Das Kind von 3 – 6 Jahren

Die grundlegende Entwicklungsaufgabe des Kindes in seinen ersten sechs Lebensjahren ist, seine Persönlichkeit aufzubauen. Die Zeit von 3 bis 6 Jahren ist keine gesonderte Entwicklungsphase, sondern ein Abschnitt innerhalb dieser ersten Entwicklungsstufe.

Das „soziale Embryo“

Auch wenn es für den Erwachsenen häufig eine Herausforderung ist, so ist die damit verbundene egozentrische Haltung des Kindes in dieser Phase seines Lebens aus seiner Sicht durchaus nachvollziehbar. Gegen Ende seines dritten Lebensjahres wird es jedoch ruhiger und ausgeglichener. Obwohl das dreijährige Kind noch durchaus damit beschäftigt ist, sich selbst aufzubauen, kann es sich nun zunehmend in eine Gruppe integrieren. Montessori bezeichnete das Kind in diesem Alter daher als „sozialen Embryo“: In der geschützten, vorbereiteten Umgebung des Kinderhauses kann es sich langsam aber sicher auf seinen Eintritt in die Gesellschaft vorbereiten.

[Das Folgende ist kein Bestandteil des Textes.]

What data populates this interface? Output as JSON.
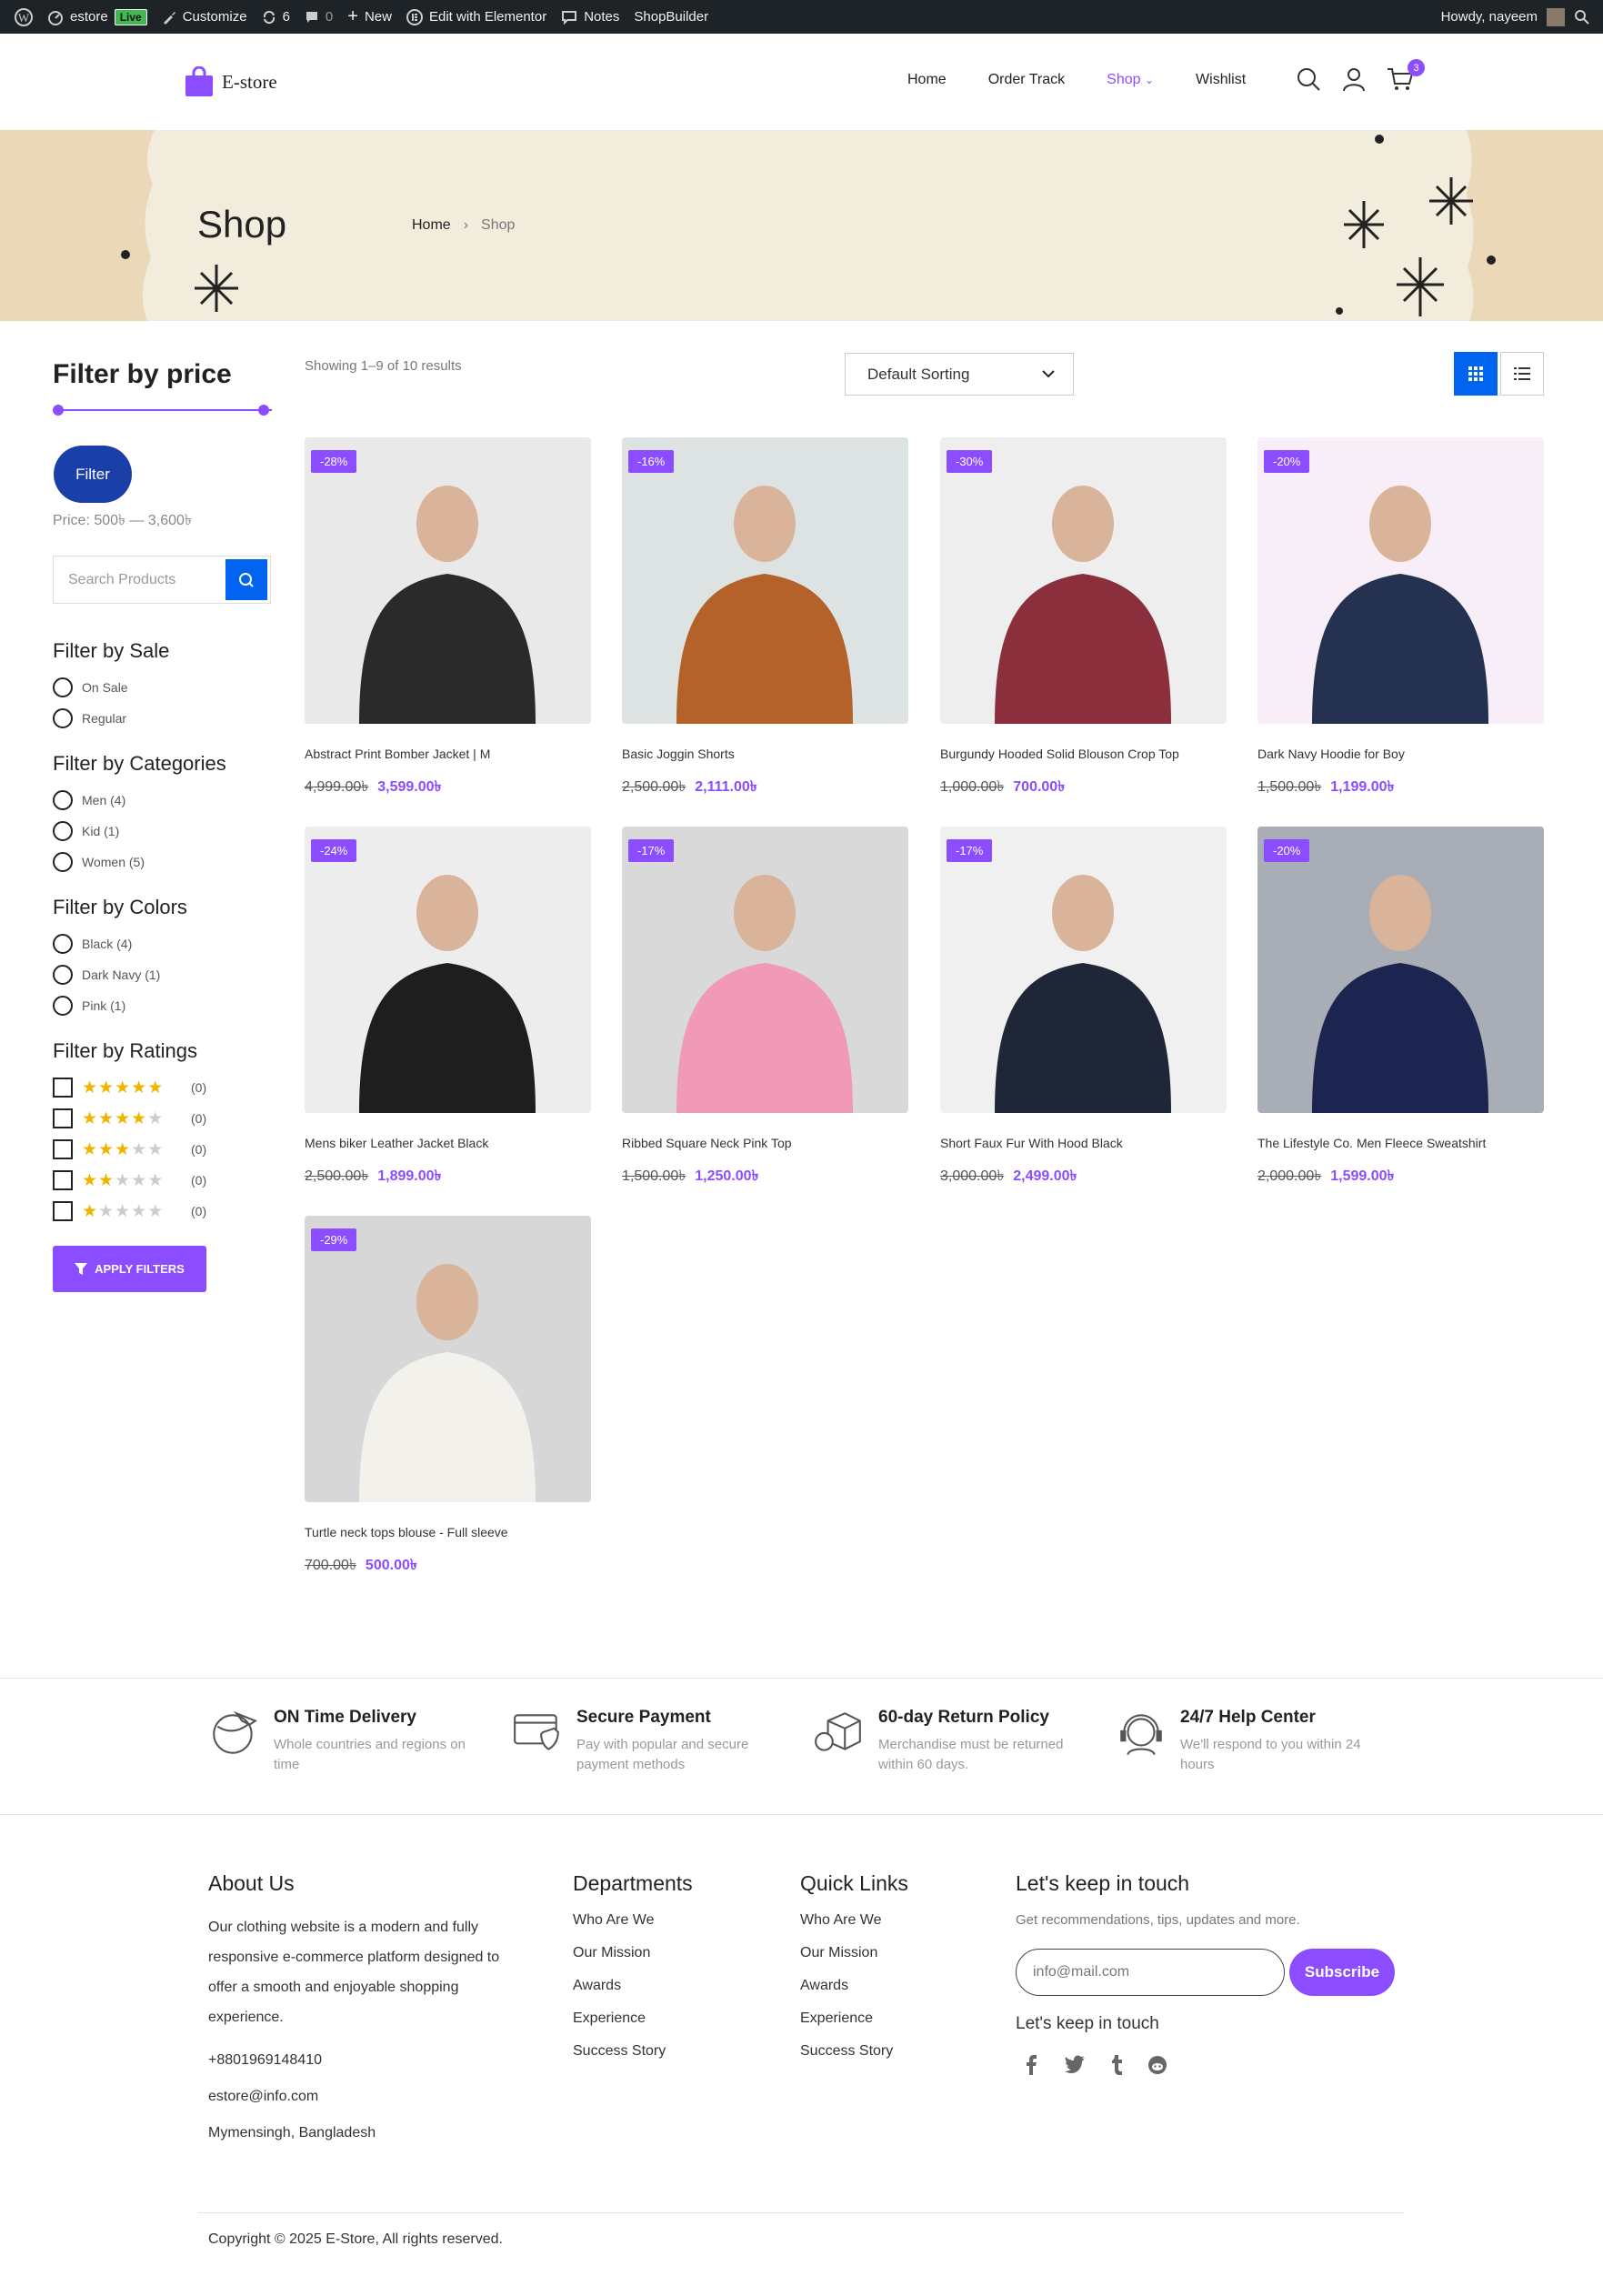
{
  "adminbar": {
    "site": "estore",
    "live": "Live",
    "customize": "Customize",
    "updates": "6",
    "comments": "0",
    "new": "New",
    "elementor": "Edit with Elementor",
    "notes": "Notes",
    "shopbuilder": "ShopBuilder",
    "greeting": "Howdy, nayeem"
  },
  "header": {
    "logo": "E-store",
    "nav": [
      "Home",
      "Order Track",
      "Shop",
      "Wishlist"
    ],
    "cart_count": "3"
  },
  "hero": {
    "title": "Shop",
    "crumb_home": "Home",
    "crumb_current": "Shop"
  },
  "sidebar": {
    "price_title": "Filter by price",
    "price_range": {
      "min": 500,
      "max": 3600
    },
    "filter_btn": "Filter",
    "price_text": "Price: 500৳ — 3,600৳",
    "search_placeholder": "Search Products",
    "sale_title": "Filter by Sale",
    "sale": [
      "On Sale",
      "Regular"
    ],
    "cat_title": "Filter by Categories",
    "categories": [
      "Men (4)",
      "Kid (1)",
      "Women (5)"
    ],
    "colors_title": "Filter by Colors",
    "colors": [
      "Black (4)",
      "Dark Navy (1)",
      "Pink (1)"
    ],
    "ratings_title": "Filter by Ratings",
    "ratings": [
      {
        "stars": 5,
        "count": "(0)"
      },
      {
        "stars": 4,
        "count": "(0)"
      },
      {
        "stars": 3,
        "count": "(0)"
      },
      {
        "stars": 2,
        "count": "(0)"
      },
      {
        "stars": 1,
        "count": "(0)"
      }
    ],
    "apply": "APPLY FILTERS"
  },
  "toolbar": {
    "showing": "Showing 1–9 of 10 results",
    "sort": "Default Sorting"
  },
  "products": [
    {
      "name": "Abstract Print Bomber Jacket | M",
      "old": "4,999.00৳",
      "new": "3,599.00৳",
      "badge": "-28%",
      "bg": "#e9e9e9",
      "fig": "#2a2a2a"
    },
    {
      "name": "Basic Joggin Shorts",
      "old": "2,500.00৳",
      "new": "2,111.00৳",
      "badge": "-16%",
      "bg": "#dde3e3",
      "fig": "#b4622a"
    },
    {
      "name": "Burgundy Hooded Solid Blouson Crop Top",
      "old": "1,000.00৳",
      "new": "700.00৳",
      "badge": "-30%",
      "bg": "#eeeeee",
      "fig": "#8b2f3c"
    },
    {
      "name": "Dark Navy Hoodie for Boy",
      "old": "1,500.00৳",
      "new": "1,199.00৳",
      "badge": "-20%",
      "bg": "#f7eef8",
      "fig": "#243150"
    },
    {
      "name": "Mens biker Leather Jacket Black",
      "old": "2,500.00৳",
      "new": "1,899.00৳",
      "badge": "-24%",
      "bg": "#ededed",
      "fig": "#1e1e1e"
    },
    {
      "name": "Ribbed Square Neck Pink Top",
      "old": "1,500.00৳",
      "new": "1,250.00৳",
      "badge": "-17%",
      "bg": "#d9d9d9",
      "fig": "#f19ab8"
    },
    {
      "name": "Short Faux Fur With Hood Black",
      "old": "3,000.00৳",
      "new": "2,499.00৳",
      "badge": "-17%",
      "bg": "#f0f0f0",
      "fig": "#1f2638"
    },
    {
      "name": "The Lifestyle Co. Men Fleece Sweatshirt",
      "old": "2,000.00৳",
      "new": "1,599.00৳",
      "badge": "-20%",
      "bg": "#a9aeb6",
      "fig": "#1c2450"
    },
    {
      "name": "Turtle neck tops blouse - Full sleeve",
      "old": "700.00৳",
      "new": "500.00৳",
      "badge": "-29%",
      "bg": "#d7d7d7",
      "fig": "#f3f1ec"
    }
  ],
  "features": [
    {
      "title": "ON Time Delivery",
      "desc": "Whole countries and regions on time",
      "icon": "globe-plane-icon"
    },
    {
      "title": "Secure Payment",
      "desc": "Pay with popular and secure payment methods",
      "icon": "card-shield-icon"
    },
    {
      "title": "60-day Return Policy",
      "desc": "Merchandise must be returned within 60 days.",
      "icon": "box-return-icon"
    },
    {
      "title": "24/7 Help Center",
      "desc": "We'll respond to you within 24 hours",
      "icon": "headset-icon"
    }
  ],
  "footer": {
    "about_title": "About Us",
    "about": "Our clothing website is a modern and fully responsive e-commerce platform designed to offer a smooth and enjoyable shopping experience.",
    "phone": "+8801969148410",
    "email": "estore@info.com",
    "address": "Mymensingh, Bangladesh",
    "dept_title": "Departments",
    "dept": [
      "Who Are We",
      "Our Mission",
      "Awards",
      "Experience",
      "Success Story"
    ],
    "quick_title": "Quick Links",
    "quick": [
      "Who Are We",
      "Our Mission",
      "Awards",
      "Experience",
      "Success Story"
    ],
    "touch_title": "Let's keep in touch",
    "touch_desc": "Get recommendations, tips, updates and more.",
    "email_placeholder": "info@mail.com",
    "subscribe": "Subscribe",
    "touch_title2": "Let's keep in touch",
    "copyright": "Copyright © 2025 E-Store, All rights reserved."
  },
  "colors": {
    "accent": "#8b4dff",
    "blue": "#0064f0",
    "navy": "#1a3fa8",
    "star": "#f0b400"
  }
}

Das Erwachen des Bewusstseins

Nahm das Kind von Geburt an alle Eindrücke ganz unbewusst, undifferenziert und ganz­heitlich auf, so beginnt es etwa mit drei Jahren, diese Eindrücke zu ordnen und sein Wissen über die Welt zu klären. Hierbei muss es selbst aktiv sein; die Dinge „be-greifen“. Das Kind, so Montessori, wird im Alter von drei bis sechs Jahren vom unbewussten Schöpfer zum bewussten Arbeiter. Montessori stellt fest: „Mit drei Jahren ist es, als ob das Leben von neuem beginne, denn zu diesem Zeitpunkt offenbart sich voll und klar das Bewusstsein.[1]“.

Sensible Phasen

Montessori beobachtete, dass die Entwicklung des Kindes durch besondere sensible Phasen gesteuert wird. Die moderne Gehirnforschung spricht von „kritischen Zeitfenstern“, in welchen das Kind sich einzelnen Entwicklungsaufgaben mit enormer Ausdauer und Konzentration zuwendet. In dieser Zeit lernt es mit Leichtigkeit und enormer Gründlichkeit. Ist diese Phase jedoch vorüber, so ist sie für immer vorbei. Die gleichen Dinge müssen dann mit großer Anstrengung gelernt werden.

Ordnung

Für das Kind im Kinderhaus ist die Ordnung in seiner Umgebung von besonderer Bedeu­tung. Das Kind ist nicht nur in der Lage, diese Ordnung zu einem Teil seiner Persönlichkeit zu machen, sondern ist auf sie angewiesen, um sich zu orientieren und eine innere, mentale Ordnung aufzubauen. Aus diesem Grund üben auch die Aktivitäten mit den Sinnesmaterialien eine besondere Anziehungskraft auf das Kind aus, da sie ihm helfen, die Informationen, die es über seine Sinne aufnimmt, zu ordnen und immer genauer zu unterscheiden.

Bewegung

Bei allen Aktivitäten ist Bewegung im Spiel. Hat das Kind in den ersten drei Lebensjahren gelernt zu krabbeln, laufen, klettern oder hüpfen, so ist es nun daran interessiert, die Bewegungen seiner Hand immer präziser auszuführen und zu steuern. Uner­müdlich und unaufgefordert wiederholt es dieselben Übungen, bis dieses Entwicklungs­bedürfnis befriedigt ist!

Interesse am Schreiben und Lesen

Mit etwa vier Jahren zeigt das Kind großes Interesse an den Schriftzeichen in seiner Umgebung. Die von Montessori entwickelten Sandpapier­buchstaben und –ziffern sind die perfekte Antwort auf diese Sensibilität: Durch Bewegung und über seine Sinne nimmt das Kind die Form dieser Zeichen auf. Viele Kinder lernen auf diese Weise spontan zu schreiben und zu lesen. Weiterhin verfügt das Kind eine besondere Fähigkeit, die Sprachen in seiner Umgebung aufzunehmen und saugt sie ganzheitlich auf, wie ein Schwamm.

Die vorbereitete Umgebung im Kinderhaus ist abgestimmt auf diese sensiblen Phasen und die Entwicklungsbedürfnisse die daraus entspringen.

 


1] Montessori, Maria (1994): Das kreative Kind. Der absorbierende Geist. Freiburg: Herder, S. 148.